Extract images from PDF page section-CodePudding

I need extract images from a PDF page section.

For example consider there is a PDF page which has couple of images on top of the page & couple of images on bottom of the page. I want to extract the images on top of the page.

So far what I tried is :

Using ghostscript cropped the pdf - gs -o$croppedPdfFilepath -sDEVICE=pdfwrite -c "[/CropBox [31.46 690.22 560.54 839]" -c "/PAGES pdfmark" -sPageList=12 -f $originalPdfFilepath
Then pass the cropped image to pdfimages to extract the images - pdfimages -j "$croppedPdfFilepath" $outputDirectory/image

But the problem is pdfimages is extracting all the images on that page (From the top & the bottom), even though when I view the cropped PDF it has only the images on top of the page.

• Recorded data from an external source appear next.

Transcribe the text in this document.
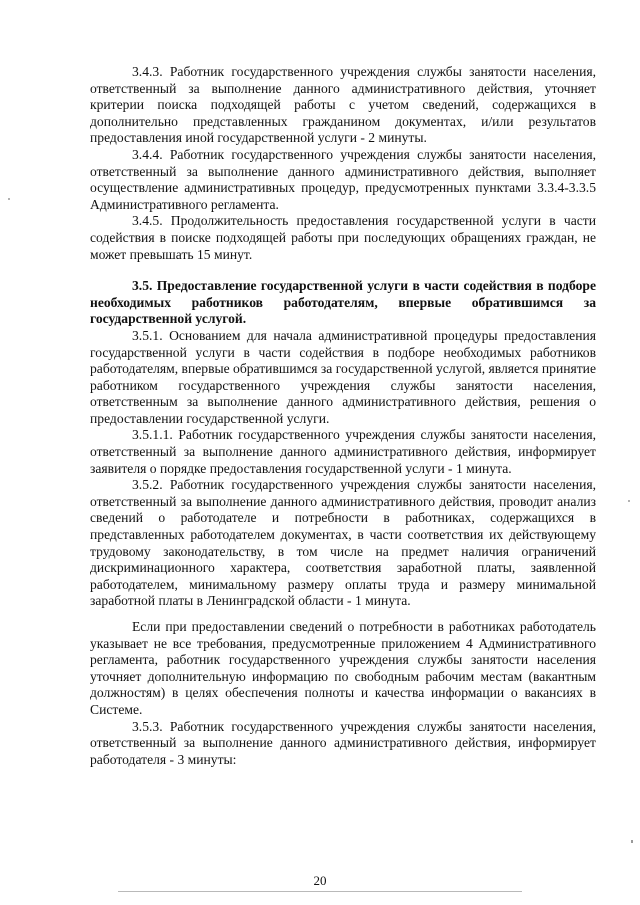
3.4.3. Работник государственного учреждения службы занятости населения, ответственный за выполнение данного административного действия, уточняет критерии поиска подходящей работы с учетом сведений, содержащихся в дополнительно представленных гражданином документах, и/или результатов предоставления иной государственной услуги - 2 минуты.

3.4.4. Работник государственного учреждения службы занятости населения, ответственный за выполнение данного административного действия, выполняет осуществление административных процедур, предусмотренных пунктами 3.3.4-3.3.5 Административного регламента.

3.4.5. Продолжительность предоставления государственной услуги в части содействия в поиске подходящей работы при последующих обращениях граждан, не может превышать 15 минут.

3.5. Предоставление государственной услуги в части содействия в подборе необходимых работников работодателям, впервые обратившимся за государственной услугой.

3.5.1. Основанием для начала административной процедуры предоставления государственной услуги в части содействия в подборе необходимых работников работодателям, впервые обратившимся за государственной услугой, является принятие работником государственного учреждения службы занятости населения, ответственным за выполнение данного административного действия, решения о предоставлении государственной услуги.

3.5.1.1. Работник государственного учреждения службы занятости населения, ответственный за выполнение данного административного действия, информирует заявителя о порядке предоставления государственной услуги - 1 минута.

3.5.2. Работник государственного учреждения службы занятости населения, ответственный за выполнение данного административного действия, проводит анализ сведений о работодателе и потребности в работниках, содержащихся в представленных работодателем документах, в части соответствия их действующему трудовому законодательству, в том числе на предмет наличия ограничений дискриминационного характера, соответствия заработной платы, заявленной работодателем, минимальному размеру оплаты труда и размеру минимальной заработной платы в Ленинградской области - 1 минута.

Если при предоставлении сведений о потребности в работниках работодатель указывает не все требования, предусмотренные приложением 4 Административного регламента, работник государственного учреждения службы занятости населения уточняет дополнительную информацию по свободным рабочим местам (вакантным должностям) в целях обеспечения полноты и качества информации о вакансиях в Системе.

3.5.3. Работник государственного учреждения службы занятости населения, ответственный за выполнение данного административного действия, информирует работодателя - 3 минуты:

20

After some research it looks like the CropBox only hides the cropped content from view but the PDF source still has the content.

Any guidance to remove the content from the PDF page or any other approach will be helpful. I'm using php to do it programatically.

References

https://stackoverflow.com/a/6184547/4273867

CodePudding user response：

If you need to extract images based on their page position, you can do it pretty easily with pdftohtml by parsing the output and then checking for the position of elements using their xml attributes. Here's a very basic example that puts the full path of images in an array if they are positioned less than 200 from the top:

$pdf   = '/path/to/test.pdf';
$files = [];
$xml   = shell_exec('pdftohtml -stdout -xml ' . $pdf);
$dom   = new DOMDocument();
$dom->loadXml($xml);
$images = $dom->getElementsByTagName('image');
foreach ($images as $image) {
    $top = $image->getAttribute('top');
    if ($top < 200) {
        $files[] = dirname($pdf) . '/' . $image->getAttribute('src');
    }
}
print_r($files);

Note, contrary to the man page for pdftohtml, which indicates that it "generates its output in the current working directory", my experience is that it will always generate output in the same directory as the pdf being read.